Saturday, March 23, 2019

Truth and Transgender Science

An open debate on transgender issues seems to me vital if we are simply to get things right. The trouble is: Many trans activists don’t want a debate. They believe sincerely that such a discussion will inevitably tend toward the question of whether transgender people actually exist. (This is not debatable — they do.) The other trouble is: Many social conservatives don’t want to have a debate either, and they actually do assert that trans people do not exist. They claim that trans people are lying or are mentally ill, despite mounds of empirical evidence proving that transgender identity is real, and unchanging, if only for a small number of people (as of 2016, 1.4 million Americans — or 0.4 percent of the population — identified as transgender). In the middle of this gulf, the truth certainly lies. And it says something about this moment in our culture that the truth doesn’t seem to matter at all.

Hence the absurd “correction” of a study by Brown professor Lisa Littman published by the open-access science journal PLOS One. It was the result of a second peer review of the article that, in the end, changed not a jot of its data or conclusions. It merely “reframed” the article, and added some more context. Two cheers for academic freedom, I guess. Except that the ordeal sends a red flare up to other researchers: Don’t enter this field. It’s trouble.

The study itself examined how a sudden embrace of trans identity during adolescence (where none had been suggested in childhood) might be a function of peer pressure, Internet exposure to transgender materials, a majority-trans peer group, and withdrawal from parents. Littman proposed a description of Rapid Onset Gender Dysphoria, or ROGD:

“[T]hat is distinct in etiology from the gender dysphoria observed in individuals who have previously been described as transgender … The worsening of mental well-being and parent-child relationships and behaviors that isolate teens from their parents, families, non-transgender friends and mainstream sources of information are particularly concerning. More research is needed to better understand this phenomenon, its implications, and scope.”

That’s all Littman was arguing for: more research, please. (And she’s right: her study was limited. Its respondents were all parents, not trans kids; and they were recruited from websites where many families were concerned about a sudden change in a daughter or son. Much more research is needed.)

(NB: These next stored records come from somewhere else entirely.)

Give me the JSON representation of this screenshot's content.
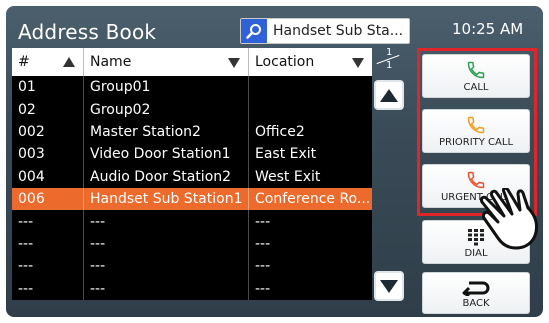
{
  "header": {
    "title": "Address Book",
    "search_value": "Handset Sub Sta...",
    "clock": "10:25 AM"
  },
  "table": {
    "columns": [
      "#",
      "Name",
      "Location"
    ],
    "rows": [
      {
        "num": "01",
        "name": "Group01",
        "location": ""
      },
      {
        "num": "02",
        "name": "Group02",
        "location": ""
      },
      {
        "num": "002",
        "name": "Master Station2",
        "location": "Office2"
      },
      {
        "num": "003",
        "name": "Video Door Station1",
        "location": "East Exit"
      },
      {
        "num": "004",
        "name": "Audio Door Station2",
        "location": "West Exit"
      },
      {
        "num": "006",
        "name": "Handset Sub Station1",
        "location": "Conference Ro..."
      },
      {
        "num": "---",
        "name": "---",
        "location": "---"
      },
      {
        "num": "---",
        "name": "---",
        "location": "---"
      },
      {
        "num": "---",
        "name": "---",
        "location": "---"
      },
      {
        "num": "---",
        "name": "---",
        "location": "---"
      }
    ],
    "selected_index": 5,
    "page_current": "1",
    "page_total": "1"
  },
  "side_buttons": {
    "call": "CALL",
    "priority_call": "PRIORITY CALL",
    "urgent_call": "URGENT CALL",
    "dial": "DIAL",
    "back": "BACK"
  },
  "colors": {
    "selected_row": "#ec6a2c",
    "call_icon": "#2e9e52",
    "priority_icon": "#f0a020",
    "urgent_icon": "#e8522c",
    "highlight_box": "#e0262b",
    "search_icon_bg": "#2f62d8"
  },
  "icons": [
    "search-icon",
    "phone-icon",
    "dialpad-icon",
    "back-arrow-icon",
    "pointing-hand-icon"
  ]
}
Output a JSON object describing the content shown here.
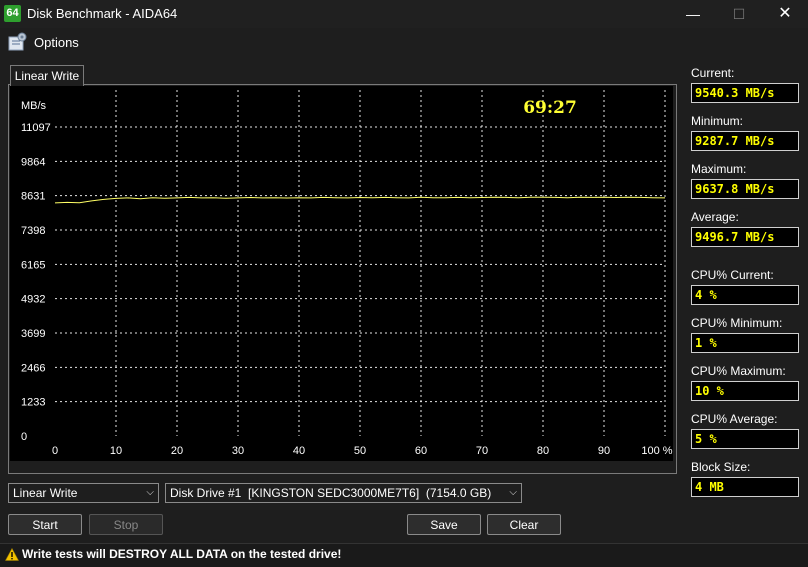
{
  "window": {
    "icon_text": "64",
    "title": "Disk Benchmark - AIDA64",
    "minimize_glyph": "—",
    "maximize_glyph": "☐",
    "close_glyph": "✕"
  },
  "menu": {
    "options_label": "Options",
    "options_icon": "options-icon"
  },
  "tab": {
    "label": "Linear Write"
  },
  "timer": "69:27",
  "colors": {
    "accent_line": "#ffff66",
    "value_text": "#ffff00",
    "grid": "#ffffff",
    "plot_bg": "#000000"
  },
  "chart_data": {
    "type": "line",
    "ylabel": "MB/s",
    "y_ticks": [
      "11097",
      "9864",
      "8631",
      "7398",
      "6165",
      "4932",
      "3699",
      "2466",
      "1233",
      "0"
    ],
    "x_ticks": [
      "0",
      "10",
      "20",
      "30",
      "40",
      "50",
      "60",
      "70",
      "80",
      "90",
      "100 %"
    ],
    "xlim": [
      0,
      100
    ],
    "ylim": [
      0,
      12330
    ],
    "grid": true,
    "series": [
      {
        "x": [
          0,
          2,
          4,
          6,
          8,
          10,
          12,
          14,
          16,
          18,
          20,
          22,
          24,
          26,
          28,
          30,
          32,
          34,
          36,
          38,
          40,
          42,
          44,
          46,
          48,
          50,
          52,
          54,
          56,
          58,
          60,
          62,
          64,
          66,
          68,
          70,
          72,
          74,
          76,
          78,
          80,
          82,
          84,
          86,
          88,
          90,
          92,
          94,
          96,
          98,
          100
        ],
        "values": [
          9300,
          9320,
          9310,
          9380,
          9440,
          9480,
          9500,
          9470,
          9510,
          9490,
          9500,
          9520,
          9500,
          9510,
          9490,
          9500,
          9515,
          9500,
          9505,
          9495,
          9510,
          9500,
          9520,
          9510,
          9500,
          9515,
          9505,
          9520,
          9510,
          9500,
          9525,
          9510,
          9505,
          9520,
          9510,
          9515,
          9530,
          9520,
          9510,
          9525,
          9530,
          9520,
          9510,
          9525,
          9520,
          9530,
          9515,
          9525,
          9520,
          9510,
          9500
        ]
      }
    ]
  },
  "stats": [
    {
      "label": "Current:",
      "value": "9540.3 MB/s"
    },
    {
      "label": "Minimum:",
      "value": "9287.7 MB/s"
    },
    {
      "label": "Maximum:",
      "value": "9637.8 MB/s"
    },
    {
      "label": "Average:",
      "value": "9496.7 MB/s"
    },
    {
      "label": "CPU% Current:",
      "value": "4 %"
    },
    {
      "label": "CPU% Minimum:",
      "value": "1 %"
    },
    {
      "label": "CPU% Maximum:",
      "value": "10 %"
    },
    {
      "label": "CPU% Average:",
      "value": "5 %"
    },
    {
      "label": "Block Size:",
      "value": "4 MB"
    }
  ],
  "controls": {
    "mode_select": "Linear Write",
    "drive_select": "Disk Drive #1  [KINGSTON SEDC3000ME7T6]  (7154.0 GB)",
    "start_label": "Start",
    "stop_label": "Stop",
    "save_label": "Save",
    "clear_label": "Clear",
    "dropdown_glyph": "⌵"
  },
  "status": {
    "warning_text": "Write tests will DESTROY ALL DATA on the tested drive!",
    "warning_icon": "warning-icon"
  }
}
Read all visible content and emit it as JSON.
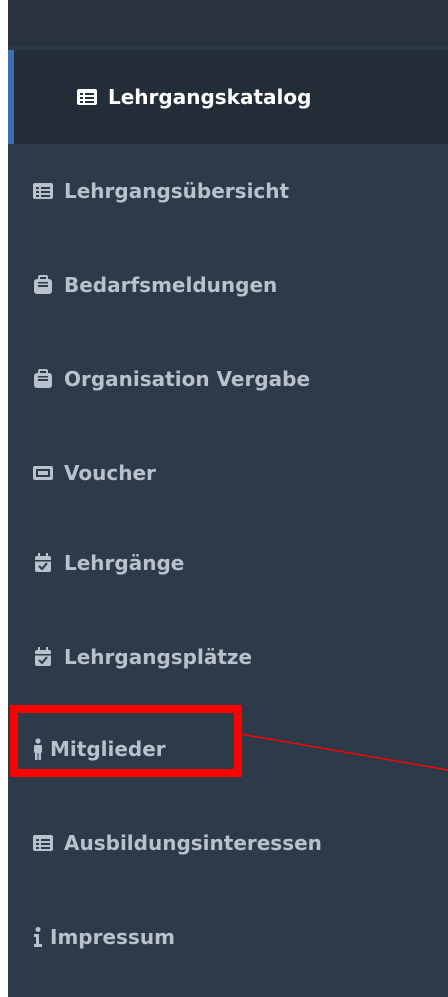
{
  "sidebar": {
    "items": [
      {
        "label": "Lehrgangskatalog",
        "icon": "list-card-icon",
        "active": true
      },
      {
        "label": "Lehrgangsübersicht",
        "icon": "list-card-icon"
      },
      {
        "label": "Bedarfsmeldungen",
        "icon": "briefcase-icon"
      },
      {
        "label": "Organisation Vergabe",
        "icon": "briefcase-icon"
      },
      {
        "label": "Voucher",
        "icon": "ticket-icon"
      },
      {
        "label": "Lehrgänge",
        "icon": "calendar-check-icon"
      },
      {
        "label": "Lehrgangsplätze",
        "icon": "calendar-check-icon"
      },
      {
        "label": "Mitglieder",
        "icon": "person-icon"
      },
      {
        "label": "Ausbildungsinteressen",
        "icon": "list-card-icon"
      },
      {
        "label": "Impressum",
        "icon": "info-icon"
      }
    ]
  },
  "colors": {
    "sidebar_bg": "#2d3a4a",
    "active_bg": "#222d38",
    "active_accent": "#3b6fb6",
    "text": "#b8c1cc",
    "annotation": "#ff0000"
  }
}
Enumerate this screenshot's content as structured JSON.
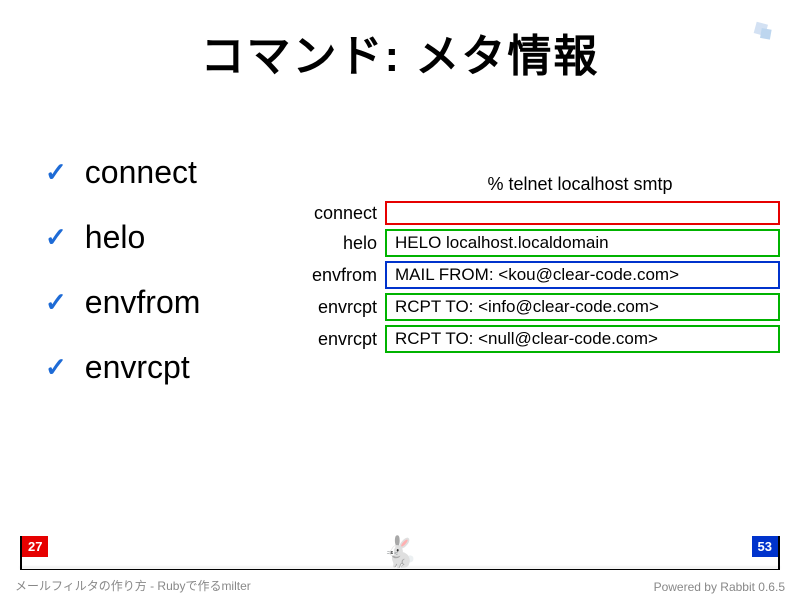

And it is surely conceivable that trans identity can be, in some cases, mistaken, especially when it seems to come out of nowhere in the midst of puberty. People who detransition later on life absolutely do exist, and they are often unable to reverse permanent alteration of their bodies and endocrine systems. And if teenage trans identity suddenly surges in popularity, it’s surely possible that faddishness or other psychological issues could be at work. The language of “contagion” and “cluster” outbreaks used in the paper does rub the wrong way — because it would seem to imply that being transgender is some sort of disease. But when you think about it more deeply, you realize that the “contagion” is not being transgender but being deluded into thinking you are.

And that seems especially possible given a sharp increase in trans identity among young women, mainly lesbians:

“The adolescent and young adult (AYA) children described were predominantly natal female (82.8%) with a mean age of 16.4 years … Forty-one percent of the AYAs had expressed a non-heterosexual sexual orientation before identifying as transgender. Many (62.5%) of the AYAs had been diagnosed with at least one mental health disorder or neuro-developmental disability prior to the onset of their gender dysphoria.”

What you’re seeing in other words is a big chunk of these women who would previously have become adult lesbians, suddenly deciding in adolescence that they have been male all along. Immediately we are in a zero-sum game: Among these teenagers, transgender identity is replacing lesbian identity. It doesn’t surprise me that some lesbians see this as a form of lesbian and female erasure.

But what truly baffles me is why transgender activists would not want this relatively new phenomenon to be studied. Surely it’s in the interests of transgender people that the diagnosis, whether trans or cis, be accurate — especially when it can lead to permanent, irreversible changes in the physical body: removing genitalia, or flooding a teen girl’s endocrine system with testosterone. And the only way to discover who will or will not be rendered happier by transition is to observe unhappy transitions as well as the liberating kind, to be aware of the mistakes as well as the successes — rather than create an ideological chilling effect, in which we end up learning less. The last thing you want is for there to be a wave of de-transitioning in the future, because so many adolescent diagnoses were wrong. That would set back trans rights a very long way.

My fear is a very old one: that attempts to squelch free inquiry can only, in the end, discredit a good and humane cause, and that when orthodoxy trumps or chills empirical research, we have lost any reliable way to uncover the truth about the world. And, yes, I mean objective, empirical truth.